Monday, October 24, 2011

Deflection is an essential skill in the workplace, too

Over the next week or two, we'll be featuring tactical exercises from books for beginners, advanced beginners, and intermediate players..

This morning, our theme from Yakov Neistadt's Improve Your Chess Tactics (New in Chess, 2011) is deflection. An enemy piece is performing an important function: can you make it move so that it's no longer performing that function? Two examples:

Atlas-Witrthensohn, Wohn 1993
White to play and win

I love the next one!

Füster-Balogh, Budapest 1946
Black to play and win

4 comments:

Keith Ammann said...

Atlas-Witrthensohn, Wohn 1993
1.Re8+ Kxe8 (1...Rxe8 2.Qxc5) 2.Nf6+ Ke7 (2...Kf8 3.Nd7+ > 4.Nxc5) 3.Re1+ Kf8 4.Nd7+ > 5.Nxc5

Still working on the other one.

Bill Brock said...

Ding!
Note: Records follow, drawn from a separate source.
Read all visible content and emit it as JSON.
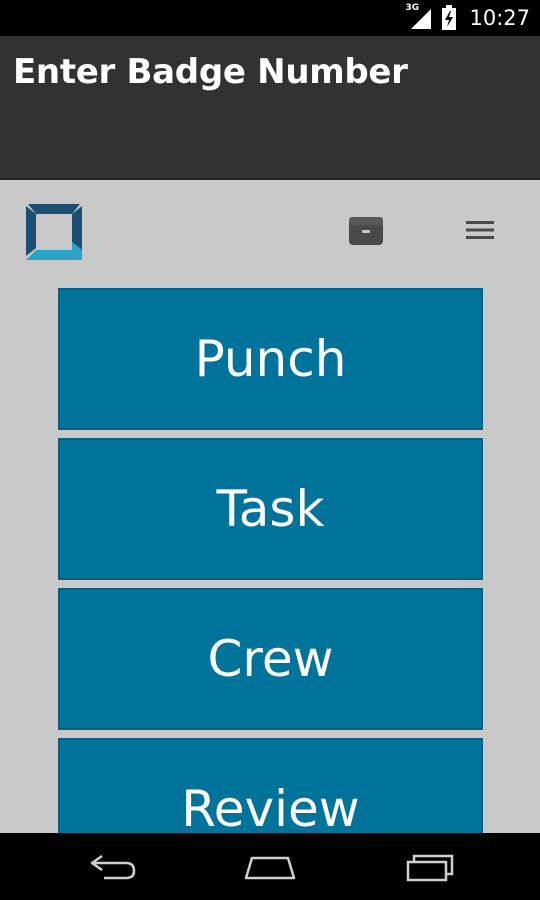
{
  "status_bar": {
    "network": "3G",
    "time": "10:27",
    "icons": [
      "signal-icon",
      "battery-icon"
    ]
  },
  "header": {
    "title": "Enter Badge Number"
  },
  "toolbar": {
    "logo": "app-logo",
    "icons": [
      "archive-icon",
      "menu-icon"
    ]
  },
  "menu": {
    "items": [
      {
        "label": "Punch"
      },
      {
        "label": "Task"
      },
      {
        "label": "Crew"
      },
      {
        "label": "Review"
      }
    ]
  },
  "nav_bar": {
    "icons": [
      "back-icon",
      "home-icon",
      "recent-apps-icon"
    ]
  },
  "colors": {
    "tile": "#00739b",
    "header": "#323232",
    "background": "#c9c9c9",
    "logo_dark": "#1b4f72",
    "logo_light": "#2aa3c4"
  }
}
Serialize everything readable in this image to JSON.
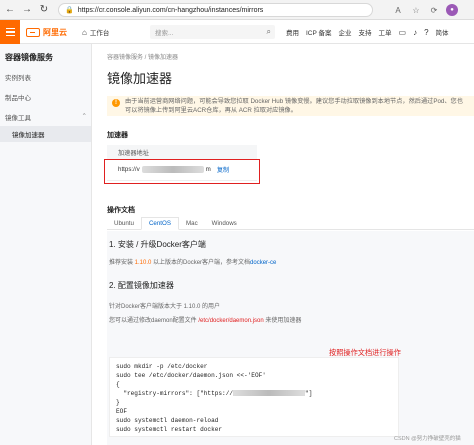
{
  "browser": {
    "url": "https://cr.console.aliyun.com/cn-hangzhou/instances/mirrors"
  },
  "topbar": {
    "logo_text": "阿里云",
    "workspace": "工作台",
    "search_placeholder": "搜索...",
    "nav": [
      "费用",
      "ICP 备案",
      "企业",
      "支持",
      "工单",
      "简体"
    ]
  },
  "sidebar": {
    "title": "容器镜像服务",
    "items": [
      "实例列表",
      "制品中心",
      "镜像工具",
      "镜像加速器"
    ]
  },
  "main": {
    "breadcrumb": "容器镜像服务 / 镜像加速器",
    "page_title": "镜像加速器",
    "notice": "由于当前运营商网络问题，可能会导致您拉取 Docker Hub 镜像变慢。建议您手动拉取镜像到本地节点，然后通过Pod、您也可以将镜像上传到阿里云ACR仓库，再从 ACR 拉取对应镜像。",
    "accelerator_section": "加速器",
    "table_header": "加速器地址",
    "address_prefix": "https://v",
    "address_suffix": "m",
    "copy_label": "复制",
    "ops_section": "操作文档",
    "tabs": [
      "Ubuntu",
      "CentOS",
      "Mac",
      "Windows"
    ],
    "step1_title": "1. 安装 / 升级Docker客户端",
    "step1_text_a": "推荐安装 ",
    "step1_version": "1.10.0",
    "step1_text_b": " 以上版本的Docker客户端，参考文档",
    "step1_link": "docker-ce",
    "step2_title": "2. 配置镜像加速器",
    "step2_text1": "针对Docker客户端版本大于 1.10.0 的用户",
    "step2_text2_a": "您可以通过修改daemon配置文件 ",
    "step2_path": "/etc/docker/daemon.json",
    "step2_text2_b": " 来使用加速器",
    "annotation": "按照操作文档进行操作",
    "code_lines": [
      "sudo mkdir -p /etc/docker",
      "sudo tee /etc/docker/daemon.json <<-'EOF'",
      "{",
      "  \"registry-mirrors\": [\"https://",
      "}",
      "EOF",
      "sudo systemctl daemon-reload",
      "sudo systemctl restart docker"
    ],
    "code_line4_end": "\"]"
  },
  "watermark": "CSDN @努力挣破壁壳的猫"
}
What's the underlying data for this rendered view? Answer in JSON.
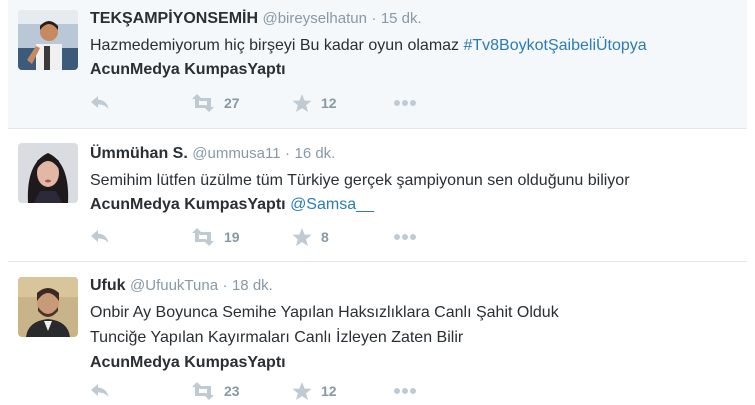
{
  "tweets": [
    {
      "fullname": "TEKŞAMPİYONSEMİH",
      "username": "@bireyselhatun",
      "separator": "·",
      "time": "15 dk.",
      "lines": [
        [
          {
            "text": "Hazmedemiyorum hiç birşeyi Bu kadar oyun olamaz ",
            "style": "plain"
          },
          {
            "text": "#Tv8BoykotŞaibeliÜtopya",
            "style": "link"
          }
        ],
        [
          {
            "text": "AcunMedya KumpasYaptı",
            "style": "bold"
          }
        ]
      ],
      "retweets": "27",
      "favorites": "12",
      "icons": {
        "reply": "reply-icon",
        "retweet": "retweet-icon",
        "favorite": "star-icon",
        "more": "more-icon"
      }
    },
    {
      "fullname": "Ümmühan S.",
      "username": "@ummusa11",
      "separator": "·",
      "time": "16 dk.",
      "lines": [
        [
          {
            "text": "Semihim lütfen üzülme tüm Türkiye gerçek şampiyonun sen olduğunu biliyor",
            "style": "plain"
          }
        ],
        [
          {
            "text": "AcunMedya KumpasYaptı",
            "style": "bold"
          },
          {
            "text": " ",
            "style": "plain"
          },
          {
            "text": "@Samsa__",
            "style": "link"
          }
        ]
      ],
      "retweets": "19",
      "favorites": "8",
      "icons": {
        "reply": "reply-icon",
        "retweet": "retweet-icon",
        "favorite": "star-icon",
        "more": "more-icon"
      }
    },
    {
      "fullname": "Ufuk",
      "username": "@UfuukTuna",
      "separator": "·",
      "time": "18 dk.",
      "lines": [
        [
          {
            "text": "Onbir Ay Boyunca Semihe Yapılan Haksızlıklara Canlı Şahit Olduk",
            "style": "plain"
          }
        ],
        [
          {
            "text": "Tunciğe Yapılan Kayırmaları Canlı İzleyen Zaten Bilir",
            "style": "plain"
          }
        ],
        [
          {
            "text": "AcunMedya KumpasYaptı",
            "style": "bold"
          }
        ]
      ],
      "retweets": "23",
      "favorites": "12",
      "icons": {
        "reply": "reply-icon",
        "retweet": "retweet-icon",
        "favorite": "star-icon",
        "more": "more-icon"
      }
    }
  ],
  "colors": {
    "name": "#292f33",
    "meta": "#8899a6",
    "link": "#2b7bb9",
    "action_icon": "#b0bcc5",
    "highlight_background": "#f5f8fa",
    "divider": "#e1e8ed"
  }
}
The other one should be easy in comparison.

Chris Falter said...

In the second puzzle, 1...Qb2! wins on the spot:

2. Rxa2 Qxb1+ with mate coming
2. Rxb2 Rxa1+ with mate coming
2. Rf1 Rxa1 wins a rook
2. Qd1 Qxf2+ 3. Kh1 Qxg2#

Chris Falter said...

BTW, I'm lovin' your blog, Bill! Great content and a fun read.